Кромка леса чернела искореженными деревьями, выпитыми досуха, и среди поляны застыл скелет хранителя леса – голые кости, сгнившие ягоды и грибы, иссушенное дерево и почерневшие ветви.
Они валялись на земле кто где – едва не оглохшие и чуть дышащие, но живые. Мелькор с ошалевшим взглядом плюхнулся в снег между потемневшим алтарем телтора и бревном стоянки. Обернулся через плечо на мертвый лес.
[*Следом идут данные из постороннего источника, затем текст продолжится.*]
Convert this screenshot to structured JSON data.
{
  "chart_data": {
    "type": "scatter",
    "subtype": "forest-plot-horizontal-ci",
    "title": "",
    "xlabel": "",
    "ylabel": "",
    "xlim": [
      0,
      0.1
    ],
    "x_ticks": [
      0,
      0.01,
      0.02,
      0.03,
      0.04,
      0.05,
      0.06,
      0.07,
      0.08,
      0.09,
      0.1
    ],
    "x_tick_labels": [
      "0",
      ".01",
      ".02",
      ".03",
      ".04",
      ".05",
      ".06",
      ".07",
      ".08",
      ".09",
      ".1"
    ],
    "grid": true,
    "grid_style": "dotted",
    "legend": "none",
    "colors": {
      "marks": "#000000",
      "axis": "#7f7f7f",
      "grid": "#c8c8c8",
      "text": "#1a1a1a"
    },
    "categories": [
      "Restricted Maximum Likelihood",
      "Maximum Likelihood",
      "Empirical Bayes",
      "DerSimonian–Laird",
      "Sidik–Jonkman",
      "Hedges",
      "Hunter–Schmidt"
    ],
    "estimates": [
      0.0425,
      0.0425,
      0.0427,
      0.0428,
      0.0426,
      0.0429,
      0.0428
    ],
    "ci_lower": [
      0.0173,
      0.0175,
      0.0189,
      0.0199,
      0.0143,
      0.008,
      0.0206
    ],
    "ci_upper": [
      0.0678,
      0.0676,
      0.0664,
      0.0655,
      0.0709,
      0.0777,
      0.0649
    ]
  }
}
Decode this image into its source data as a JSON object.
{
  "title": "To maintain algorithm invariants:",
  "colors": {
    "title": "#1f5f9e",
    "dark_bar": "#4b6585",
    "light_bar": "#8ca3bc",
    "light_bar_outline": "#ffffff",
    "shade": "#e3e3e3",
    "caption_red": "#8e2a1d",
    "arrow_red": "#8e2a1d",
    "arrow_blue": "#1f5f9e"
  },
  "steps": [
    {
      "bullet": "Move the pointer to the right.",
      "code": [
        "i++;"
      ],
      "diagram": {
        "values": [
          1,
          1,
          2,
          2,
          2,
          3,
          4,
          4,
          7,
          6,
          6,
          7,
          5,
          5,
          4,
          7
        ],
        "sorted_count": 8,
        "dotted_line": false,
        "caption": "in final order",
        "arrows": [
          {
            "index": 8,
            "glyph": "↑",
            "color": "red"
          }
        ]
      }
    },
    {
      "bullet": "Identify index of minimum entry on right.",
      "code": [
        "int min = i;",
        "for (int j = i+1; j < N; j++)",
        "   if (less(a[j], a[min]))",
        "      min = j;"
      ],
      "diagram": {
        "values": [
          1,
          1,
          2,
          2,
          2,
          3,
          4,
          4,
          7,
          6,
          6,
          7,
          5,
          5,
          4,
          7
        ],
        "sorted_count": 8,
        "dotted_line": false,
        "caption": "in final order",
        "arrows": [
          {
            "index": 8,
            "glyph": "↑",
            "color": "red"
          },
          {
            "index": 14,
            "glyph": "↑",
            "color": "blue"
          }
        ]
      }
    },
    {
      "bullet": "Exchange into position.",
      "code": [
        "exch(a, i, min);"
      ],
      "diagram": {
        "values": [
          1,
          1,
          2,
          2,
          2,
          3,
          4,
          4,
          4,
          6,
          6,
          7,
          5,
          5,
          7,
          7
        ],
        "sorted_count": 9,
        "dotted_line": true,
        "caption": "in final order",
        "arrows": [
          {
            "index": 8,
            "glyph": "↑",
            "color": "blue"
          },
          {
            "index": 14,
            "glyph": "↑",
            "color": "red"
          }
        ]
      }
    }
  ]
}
– Я сделал что-то не то, да? – голос его прозвучал тихо и потерял глубокую гладкость.
Майрон отряхнулся от снега, морщась от стреляющей боли в ушах. Потер виски, издав тихий раздраженный стон. Он хрипло выдохнул, поинтересовавшись у Мелькора:
– Ты цел?
Вопрос прозвучал одновременно как удивление, беспокойство и обреченность. Мелькор поправил съехавшую на затылок корону и ответил совсем на другой вопрос, которого Майрон не задавал:
– Я чувствую себя так, словно пил неделю, – голос Мелькора прозвучал еще более хрипло.
Джарлакс поднялся из-за бревна. Огляделся по сторонам. Бодро поправил шляпу, пьяно балансируя на ногах, и коротко заключил:
– Я смотрю, пейзаж немного изменился. Надо сваливать.
Майрон посмотрел на собственную руку, все еще сжимающую меч. Протянул его Цири, которая, морщась, растирала лоб.
– Спасибо.
– На это ты тоже не рассчитывал, Мелькор? – Йеннифэр с видимым трудом поднялась на ноги, пошатнулась, но уперла руки в бока и выпрямилась.